Posted by: mark l. | May 13, 2011 11:01:02 AM

Alec, when you idiotically and incorrectly reference the US SC 7-2 ruling that said Gore's proposed method was unconstitutional, did you also forget that Bush won every recount, including the 18-month one undertaken by the NYTimes, USA Today, WaPo?

'George W. Bush would have won even if the Supreme Court had allowed the statewide manual recount that the Florida court had ordered to go forward.'

Posted by: horn | May 13, 2011 11:17:20 AM

i have always seen krugman ramble on about how the bush tax cuts cost us 1.8 trillion dollars...

it seems the cbo made an actual projection on the bush tax cuts COST.

egtrra=tax cuts of 2001
jgtrra=tax cuts of 2003...

i'm looking at jgtrra, largely because the 2001 tax cuts just moved the top marginal rate from 39% to 38.6%, and the 2003 tax act moved the top margin from 38.6% to 35%.

how much does the cbo say the 2003 tax cuts cost us?
333 billion from 2003 to 2010.

looking at the 2011 projections the cbo provided, the tax cuts which obama just continued is projected to deliver a 4 billion dollar surplus.

Posted by: mark l. | May 13, 2011 11:17:31 AM

Bush was so insidious, that even if we elected someone else we would not only have to follow in his footsteps, but double down on them in nearly every possible way in order to clean up mess he made.

Posted by: chris | May 13, 2011 11:17:56 AM

remember the "jobless recovery"?

as opposed to what we have going now, not really.
"recovery summer" is far more fresher in my mind.

Posted by: mark l. | May 13, 2011 11:38:20 AM

Actually, Alec, if you go and read what the CBO wrote, you'll find the following:

Total revenue changes: 6,220 billion (less than expected)
Of this, 3,328 occurs in 2009 or later.

Total outlay changes: 5,629 billion (more than expected)
Of this, 3,174 occurs in 2009 or later.

Amazingly enough, the mismatch between revenue and outlays starts getting larger after the Democrats assumed control of both houses in 2006, and balloons after Obama takes office.

As for the Bush-Gore comment, this is on the order of believing that Castro, the Nabisco company, the Mob, and Roy Orbison had Kennedy killed. The US Supreme Court simply stopped the Florida Supreme Court from creating a whole-state recount out of their asses. Every single recount ever done showed that Bush won. Sorry about the fact that Democrats in Palm Beach County were too dumb to fill out a butterfly ballot (designed by a Democrat, BTW).

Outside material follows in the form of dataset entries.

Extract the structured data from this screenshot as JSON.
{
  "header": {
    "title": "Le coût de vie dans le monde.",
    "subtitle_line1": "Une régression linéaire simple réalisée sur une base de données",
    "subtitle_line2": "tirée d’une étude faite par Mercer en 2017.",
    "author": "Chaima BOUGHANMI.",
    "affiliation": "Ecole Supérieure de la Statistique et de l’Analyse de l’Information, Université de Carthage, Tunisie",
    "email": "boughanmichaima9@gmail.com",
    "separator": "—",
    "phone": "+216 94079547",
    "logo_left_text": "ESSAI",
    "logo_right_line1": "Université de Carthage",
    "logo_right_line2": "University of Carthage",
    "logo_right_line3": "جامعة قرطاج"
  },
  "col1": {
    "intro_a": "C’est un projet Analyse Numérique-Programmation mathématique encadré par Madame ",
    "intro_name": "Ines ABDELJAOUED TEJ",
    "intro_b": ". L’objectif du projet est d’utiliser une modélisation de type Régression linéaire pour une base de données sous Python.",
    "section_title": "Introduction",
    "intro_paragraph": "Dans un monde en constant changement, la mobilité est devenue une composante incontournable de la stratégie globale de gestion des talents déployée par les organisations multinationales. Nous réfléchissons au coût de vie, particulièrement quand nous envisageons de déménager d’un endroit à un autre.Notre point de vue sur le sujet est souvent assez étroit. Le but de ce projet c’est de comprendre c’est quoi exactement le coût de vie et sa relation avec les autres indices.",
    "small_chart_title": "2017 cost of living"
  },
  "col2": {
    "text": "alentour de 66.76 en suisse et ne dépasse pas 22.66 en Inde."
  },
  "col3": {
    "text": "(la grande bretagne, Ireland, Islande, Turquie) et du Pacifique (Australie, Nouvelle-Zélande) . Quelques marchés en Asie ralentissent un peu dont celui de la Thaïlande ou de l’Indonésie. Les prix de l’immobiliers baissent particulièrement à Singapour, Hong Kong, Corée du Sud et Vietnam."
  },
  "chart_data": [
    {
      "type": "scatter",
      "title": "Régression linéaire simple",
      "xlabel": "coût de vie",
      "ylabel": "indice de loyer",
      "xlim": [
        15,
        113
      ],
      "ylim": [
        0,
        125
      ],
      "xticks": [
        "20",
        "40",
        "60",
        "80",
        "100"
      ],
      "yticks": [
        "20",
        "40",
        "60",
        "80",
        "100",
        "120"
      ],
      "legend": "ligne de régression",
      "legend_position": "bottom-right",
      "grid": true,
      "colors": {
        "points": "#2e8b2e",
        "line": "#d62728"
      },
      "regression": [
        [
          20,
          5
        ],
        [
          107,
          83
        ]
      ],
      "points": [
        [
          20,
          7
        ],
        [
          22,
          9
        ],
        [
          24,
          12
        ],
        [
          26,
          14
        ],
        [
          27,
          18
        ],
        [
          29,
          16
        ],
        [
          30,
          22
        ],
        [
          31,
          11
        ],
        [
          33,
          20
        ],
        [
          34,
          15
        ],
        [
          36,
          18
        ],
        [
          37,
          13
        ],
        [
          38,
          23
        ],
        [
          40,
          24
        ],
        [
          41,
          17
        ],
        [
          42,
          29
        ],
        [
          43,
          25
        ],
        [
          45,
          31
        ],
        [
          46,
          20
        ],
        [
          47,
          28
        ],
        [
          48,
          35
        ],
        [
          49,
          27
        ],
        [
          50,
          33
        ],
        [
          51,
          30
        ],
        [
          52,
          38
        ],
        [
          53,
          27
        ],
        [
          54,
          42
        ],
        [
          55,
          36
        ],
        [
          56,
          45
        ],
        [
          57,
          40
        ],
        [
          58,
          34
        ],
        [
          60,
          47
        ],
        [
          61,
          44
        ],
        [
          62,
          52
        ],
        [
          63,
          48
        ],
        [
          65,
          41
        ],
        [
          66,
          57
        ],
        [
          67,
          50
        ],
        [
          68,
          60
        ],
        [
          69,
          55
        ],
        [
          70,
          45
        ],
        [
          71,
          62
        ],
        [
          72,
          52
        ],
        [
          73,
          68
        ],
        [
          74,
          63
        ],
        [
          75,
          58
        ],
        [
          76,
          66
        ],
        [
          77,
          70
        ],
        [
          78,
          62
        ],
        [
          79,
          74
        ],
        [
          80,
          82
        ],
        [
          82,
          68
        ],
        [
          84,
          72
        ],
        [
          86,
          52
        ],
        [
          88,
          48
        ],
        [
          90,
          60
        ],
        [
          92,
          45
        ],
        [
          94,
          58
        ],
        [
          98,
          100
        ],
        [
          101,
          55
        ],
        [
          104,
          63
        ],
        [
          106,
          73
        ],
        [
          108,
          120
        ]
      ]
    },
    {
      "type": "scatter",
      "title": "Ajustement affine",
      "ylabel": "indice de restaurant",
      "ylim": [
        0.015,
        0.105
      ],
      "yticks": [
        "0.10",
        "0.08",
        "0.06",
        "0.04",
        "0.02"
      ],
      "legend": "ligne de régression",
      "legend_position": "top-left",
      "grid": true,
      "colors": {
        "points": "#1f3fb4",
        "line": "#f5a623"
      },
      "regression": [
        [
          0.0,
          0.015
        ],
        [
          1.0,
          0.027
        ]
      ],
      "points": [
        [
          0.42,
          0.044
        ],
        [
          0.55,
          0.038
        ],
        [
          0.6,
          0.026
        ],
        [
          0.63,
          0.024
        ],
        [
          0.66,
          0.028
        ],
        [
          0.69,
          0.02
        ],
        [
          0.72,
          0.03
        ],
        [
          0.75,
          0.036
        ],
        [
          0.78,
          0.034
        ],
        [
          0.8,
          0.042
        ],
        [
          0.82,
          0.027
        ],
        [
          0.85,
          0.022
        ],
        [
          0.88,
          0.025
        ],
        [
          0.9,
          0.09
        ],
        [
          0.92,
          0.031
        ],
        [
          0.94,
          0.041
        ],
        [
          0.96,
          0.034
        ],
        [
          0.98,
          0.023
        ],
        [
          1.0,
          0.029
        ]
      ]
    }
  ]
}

Posted by: orthodoc | May 13, 2011 11:44:46 AM

"Saying they were off connotes inaccuracy, when this was a function of their basing the projections on the law in effect at the time,"

Which is a lesson in itself.

"coupled with the disastrous Bush economic policies."

What policies of Bush's were disastrous? You mean his running up the national debt, or his creation of a new healthcare entitlement in 2003, his unnecessary war of choice, or his corporatist bailouts, or his ignoring the social-engineers' meddling that led to the housing bubble?

"How about this for a headline: "We would have a <$5 trillion national debt if the Supreme Court hadn't handed Bush Florida on a silver platter"?"

It's a rare feat to be *that* wrong twice in the same sentence about two wildly diverging topics.

Posted by: hitnrun | May 13, 2011 1:12:28 PM

I remember Clinton's own budgets predicting deficits for as far as the eye could see. Then 1994's Republican revolution happened and, presto, "balanced" budget (minus a few trillion "off budget" line items.)

Then we did pretty well until Pelosi's Dems retook Congress in Jan 2007.

I most recently recall candidate Obama ripping GW Bush for his unacceptable deficits, which Obama/Pelosi/Reid have tripled, or worse, and with more, much more, to come.

Posted by: Koblog | May 13, 2011 1:55:01 PM

Why is it that Alec and the rest of the Quislingcrat crybaby circle still refuse to wrap their minds around the fact that if Gore had been able to carry HIS OWN HOME STATE, the Florida count would have been irrelevant?